The Aresan Clan is published four times a week (Tue, Wed, Fri, Sun). You can see what's been written so far collected here. All posts will be posted under the Aresan Clan label. For summaries of the events so far, visit here. See my previous serial Vampire Wares collected here.

Monday, July 18, 2011

Borders Closing

Borders is closing down. They've been in bankruptcy proceedings since February, and, after unsuccessful attempts to sell the company off, they've decided to liquidate their assets and close all their stores. The key lesson is that the world changes and even the most dominant company can be brought down by shifts in the market. Not only have people been getting more of their print books online, mostly via amazon, but they've also been buying more ebooks and fewer print books, such that ebook sales surpass print book sales (as I mentioned earlier).
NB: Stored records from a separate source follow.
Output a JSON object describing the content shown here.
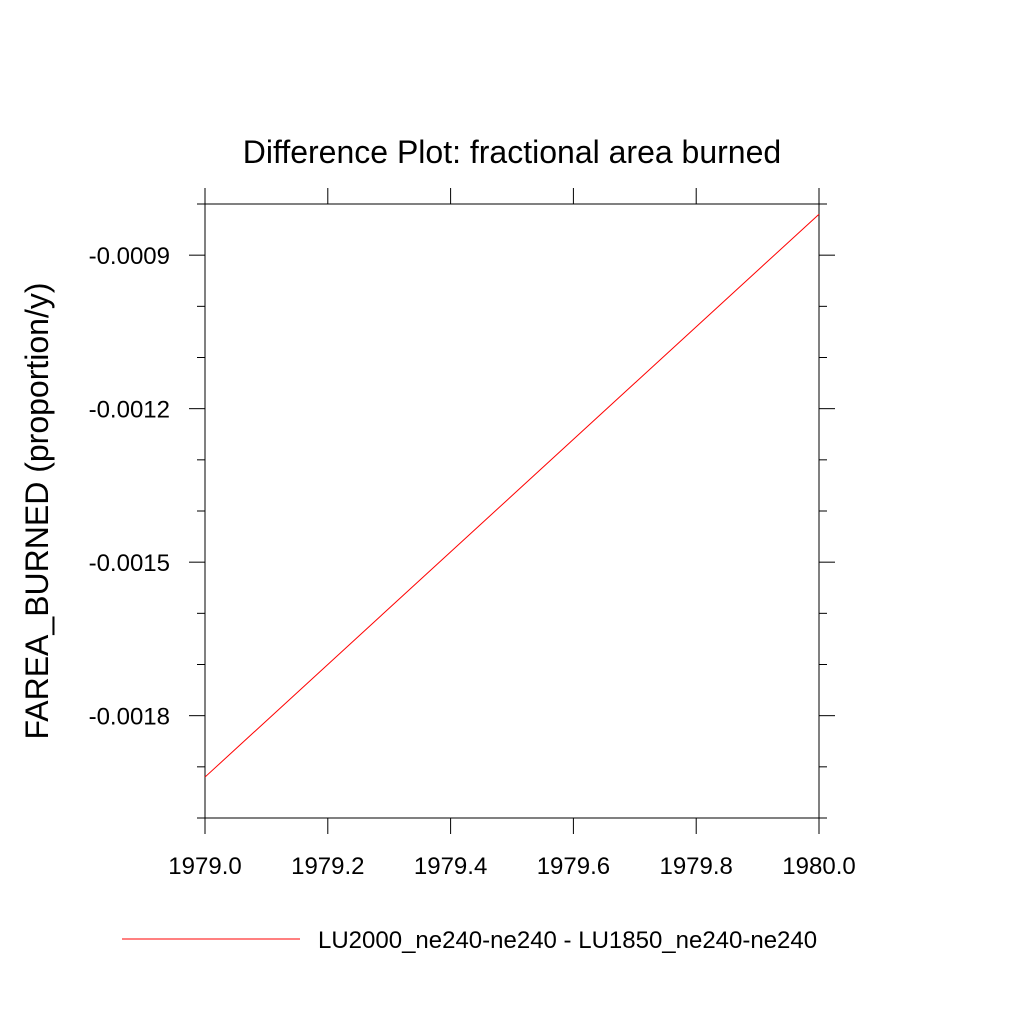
{
  "chart_data": {
    "type": "line",
    "title": "Difference Plot: fractional area burned",
    "xlabel": "",
    "ylabel": "FAREA_BURNED  (proportion/y)",
    "xlim": [
      1979.0,
      1980.0
    ],
    "ylim": [
      -0.002,
      -0.0008
    ],
    "x_ticks": [
      "1979.0",
      "1979.2",
      "1979.4",
      "1979.6",
      "1979.8",
      "1980.0"
    ],
    "y_ticks": [
      "-0.0009",
      "-0.0012",
      "-0.0015",
      "-0.0018"
    ],
    "series": [
      {
        "name": "LU2000_ne240-ne240 - LU1850_ne240-ne240",
        "color": "#ff0000",
        "x": [
          1979.0,
          1980.0
        ],
        "y": [
          -0.00192,
          -0.00082
        ]
      }
    ],
    "legend_position": "bottom",
    "grid": false
  }
}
As with all changes there'll be some things that will be lost, just as big advantages are gained. This, not infrequently, leads to lots of, usually unnecessary, worrying among some people about that which is lost. Michael J. De La Merced and Julie Bosman write:
The news exposed one of publishers’ deepest fears: that bookstores will go the way of the record store, leaving potential customers without the experience of stumbling upon a book and making an impulse purchase. In the most grim scenario, publishers have worried that without a clear place to browse for books, consumers could turn to one of the many other forms of entertainment available and leave books behind
The loss of serendipity resulting from stumbling upon a book you haven't heard of while browsing through the stacks seems rather silly to me, since amazon has expended great effort in trying to encourage this same type of serendipity. Amazon has its "Customer Who Bought this Item Also Bought," "Bestseller Rank" and "Customers Also Bought Items by" lists as well as its user-generated "Listmania!" and "So You'd Like to..." lists, which are all very useful for finding other books you haven't heard of. All it takes is a little browsing through these links to discover totally new titles of interest

Also the lack of "clear place to browse for books" seems equally silly. Just because people can't walk through a bookstore doesn't mean they'll stop reading books. In fact, one of the reasons that Borders is failing is that people have decided they prefer browsing through an online bookstore from the convenience of their computer. The publishers make it seem like bricks and mortar bookstores have been unwillingly taken from consumers, whereas the reality is that its the consumers who have largely taken themselves out of the bookstores. People browse online. They browse on amazon. They browse on ebooks stores. They get recommendations from friends. They read book reviews online. People browse differently and thy read differently. This doesn't mean there's no demand for books anymore. Just less demand for print books.

So, the world continues to change. Things that were once one way aren't so anymore, and I can't deny that some things will be missed. I have fond memories of browsing through Borders stores and reading stuff I pulled off the shelf. But I, like most other consumers, like getting my books online better.